Anggota ID Food lain, yakni PT SHS juga tersangkut kasus korupsi. Kala itu, Kejaksaan Agung mengungkap bancakan penggunaan Kredit Modal Kerja (KMK) oleh Kantor Regional I PT Sang Hyang Seri (Persero) tahun 2012-2013, yang mencapai Rp 65 miliar. Lain itu, PT SHS juga terlibat korupsi pengadaan, penyaluran, dan pengajuan subsidi benih tahun anggaran 2008-2011 yang mengakibatkan kerugian negara senilai Rp 112,425 miliar.
PT Berdikari juga tersangkut kasus bancakan. Komisi Pemberantasan Korupsi (KPK) membongkar korupsi pengadaan pupuk di perusahaan pelat merah tersebut yang terjadi pada periode 2010-2013,. Mantan Direktur Keuangan PT Berdikari Siti Marwah menjadi pelaku dalam kasus ini dan divonis 4 tahun penjara dengan denda Rp 500 juta subsidair 3 bulan kurungan. Siti terbukti menerima suap Rp 2,2 miliar terkait jual beli pupuk dengan sejumlah rekanan bisnis PT Berdikari.
Tak hanya itu, Kejaksaan Tinggi Kepulauan Riau juga mengungkap korupsi penyimpangan penutupan asuransi aset PT Persero Batam pada PT Berdikari Insurance Cabang Batam periode 2012-2021. Penutupan asuransi dilakukan tanpa proses lelang dan tanpa penilai yang berwenang. Dalam kasus ini, terdapat kerugian keuangan negara sekitar Rp 2,22 miliar. Tak lama setelah itu, persisnya pada September 2024, OJK membatasi kegitan usaha Berdikari Insurance.
Dari informasi yang didapat redaksi, Direktur Utama ID Food, Sis Apik Wijayanto mendatangi BPK. Dia menyarankan PT Berdikari keluar dari holding ID Food. Ini karena kinerja keuangan Berdikari yang memburuk. Terlebih ada aset yang tidak jauh dari Istana Negara Jakarta yang sudah beralih tangan ke pihak lain.

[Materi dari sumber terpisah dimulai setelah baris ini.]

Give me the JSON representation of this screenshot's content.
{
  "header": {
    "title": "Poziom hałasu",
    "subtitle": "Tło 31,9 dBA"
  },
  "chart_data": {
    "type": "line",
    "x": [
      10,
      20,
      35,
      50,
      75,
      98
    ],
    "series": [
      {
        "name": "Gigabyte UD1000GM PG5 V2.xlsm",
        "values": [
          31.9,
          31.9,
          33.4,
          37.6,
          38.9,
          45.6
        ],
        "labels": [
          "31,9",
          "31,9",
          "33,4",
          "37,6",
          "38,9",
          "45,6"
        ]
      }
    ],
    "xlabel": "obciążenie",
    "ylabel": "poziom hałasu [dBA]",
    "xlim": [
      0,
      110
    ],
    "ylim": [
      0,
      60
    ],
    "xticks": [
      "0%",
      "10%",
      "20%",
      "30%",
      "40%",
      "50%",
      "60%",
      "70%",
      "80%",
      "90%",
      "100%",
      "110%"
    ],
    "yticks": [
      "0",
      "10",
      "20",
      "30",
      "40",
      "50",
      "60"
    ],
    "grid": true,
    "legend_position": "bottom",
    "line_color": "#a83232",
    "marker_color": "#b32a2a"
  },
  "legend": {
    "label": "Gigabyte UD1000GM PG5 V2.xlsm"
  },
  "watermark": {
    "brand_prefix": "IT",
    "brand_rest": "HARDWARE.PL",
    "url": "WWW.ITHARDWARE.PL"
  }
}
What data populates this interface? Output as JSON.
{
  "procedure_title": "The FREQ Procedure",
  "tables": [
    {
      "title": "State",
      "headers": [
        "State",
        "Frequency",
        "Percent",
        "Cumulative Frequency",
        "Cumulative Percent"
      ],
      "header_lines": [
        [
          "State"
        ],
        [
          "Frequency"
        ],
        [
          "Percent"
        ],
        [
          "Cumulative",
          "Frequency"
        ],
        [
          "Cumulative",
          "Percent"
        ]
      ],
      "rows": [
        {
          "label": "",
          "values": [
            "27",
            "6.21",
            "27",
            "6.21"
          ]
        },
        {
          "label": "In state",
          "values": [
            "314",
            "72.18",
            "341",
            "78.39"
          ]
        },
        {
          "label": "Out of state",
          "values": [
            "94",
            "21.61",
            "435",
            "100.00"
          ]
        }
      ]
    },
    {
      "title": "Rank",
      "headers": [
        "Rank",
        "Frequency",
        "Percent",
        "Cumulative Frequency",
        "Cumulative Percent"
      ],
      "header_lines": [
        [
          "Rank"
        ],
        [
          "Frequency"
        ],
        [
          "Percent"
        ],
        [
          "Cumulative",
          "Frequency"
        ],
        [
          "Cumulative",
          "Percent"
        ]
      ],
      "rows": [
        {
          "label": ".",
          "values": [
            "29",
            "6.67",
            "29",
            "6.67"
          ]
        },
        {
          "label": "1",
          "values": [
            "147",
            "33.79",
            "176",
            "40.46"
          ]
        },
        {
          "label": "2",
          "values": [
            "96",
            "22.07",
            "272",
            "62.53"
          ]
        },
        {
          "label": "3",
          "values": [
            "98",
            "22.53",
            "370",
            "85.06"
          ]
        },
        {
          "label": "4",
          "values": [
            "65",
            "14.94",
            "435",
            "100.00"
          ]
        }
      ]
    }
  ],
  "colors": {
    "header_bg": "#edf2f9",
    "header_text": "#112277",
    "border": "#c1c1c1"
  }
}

Buruknya kinerja keuangan Berdikari membuat Sis Apik menyarankan anggota usaha ID Food itu masuk penanganan PT Perusahaan Pengelola Aset (PPA).
VP Sekretaris Perusahaan ID Food Yosdian Adi Pramono, tak mengetahui adanya komunikasi Dirut ID Food dengan pihak BPK. Dia menjelaskan sengkarut pengelolaan aset ID Food sedang proses mediasi dengan pihak terkait. Menurutnya, perusahaan mengutamakan proses nonlitigasi untuk saat ini, meski BPK sudah mengeluarkan audit. “Proses hukum, mulai dari somasi akan kami lakukan setelah proses mediasi tidak memenuhi hasil,” kata Yosdian saat dihubungi Law-justice, Jumat (17/1).
“Terkait pimpinan ID Food bertemu pihak BPK, akan kami kroscek dahulu dan terkait pengalihan aset Berdikari di dekat Istana Negara belum kami ketahui informasinya,” imbuhnya.